Despite the common belief that the Americans suffered by far the most casualties on D-Day, the reality was quite different. Final figures are still debated, but combined casualties on the US landing beaches of Utah and Omaha were between 2,616 and 3,114, while on the British and Canadian beaches those figures were between 2,515 and 3,380.

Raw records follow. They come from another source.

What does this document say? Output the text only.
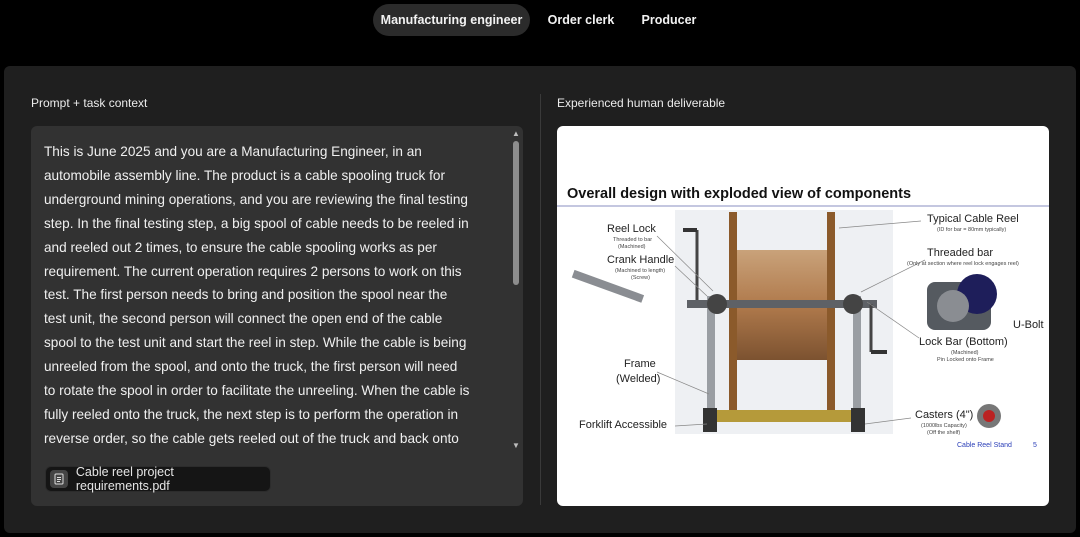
Manufacturing engineer	Order clerk	Producer
Prompt + task context	Experienced human deliverable
This is June 2025 and you are a Manufacturing Engineer, in an
automobile assembly line. The product is a cable spooling truck for
underground mining operations, and you are reviewing the final testing
step. In the final testing step, a big spool of cable needs to be reeled in
and reeled out 2 times, to ensure the cable spooling works as per
requirement. The current operation requires 2 persons to work on this
test. The first person needs to bring and position the spool near the
test unit, the second person will connect the open end of the cable
spool to the test unit and start the reel in step. While the cable is being
unreeled from the spool, and onto the truck, the first person will need
to rotate the spool in order to facilitate the unreeling. When the cable is
fully reeled onto the truck, the next step is to perform the operation in
reverse order, so the cable gets reeled out of the truck and back onto
▲
▼
Cable reel project requirements.pdf
Overall design with exploded view of components
Reel Lock
Threaded to bar
(Machined)
Crank Handle
(Machined to length)
(Screw)
Typical Cable Reel
(ID for bar = 80mm typically)
Threaded bar
(Only at section where reel lock engages reel)
U-Bolt
Lock Bar (Bottom)
(Machined)
Pin Locked onto Frame
Frame
(Welded)
Forklift Accessible
Casters (4")
(1000lbs Capacity)
(Off the shelf)
Cable Reel Stand	5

Casualties of the Normandy campaign

Though the Allies tried to minimise the numbers of troops fighting at the sharp end, Normandy was a brutal experience for those in the thick of the fighting as well as people caught in the crossfire. The average daily number of casualties during the 77-day campaign, across both sides and including civilians, was 6,674 – higher than at the Somme, Verdun or Passchendaele.

Manpower ratio

During the Normandy campaign, US troops had a manpower advantage of 3:1 over the Germans, while for much of the campaign the British and Canadians had an advantage of just 2:1. Standard military doctrine suggests a 3:1 advantage as the minimum required for a successful attack.

British D-Day resources

The Supreme Commander was American, but all three service chiefs were British. On D-Day itself, 892 of the 1,213 warships involved were British; 3,261 of the 4,126 landing craft used were British; two-thirds of the 11,590 aircraft involved were British; and two-thirds of the troops landed were British or Canadian.

Tanks

Despite the fame of the Tiger tank, only 1,347 were ever built, plus 492 King Tigers. In contrast, the Americans built more than 64,000 Sherman hulls, of which 49,000 became Sherman tanks, with the rest developed into specials, armoured personnel carriers, tank destroyers and self-propelled guns.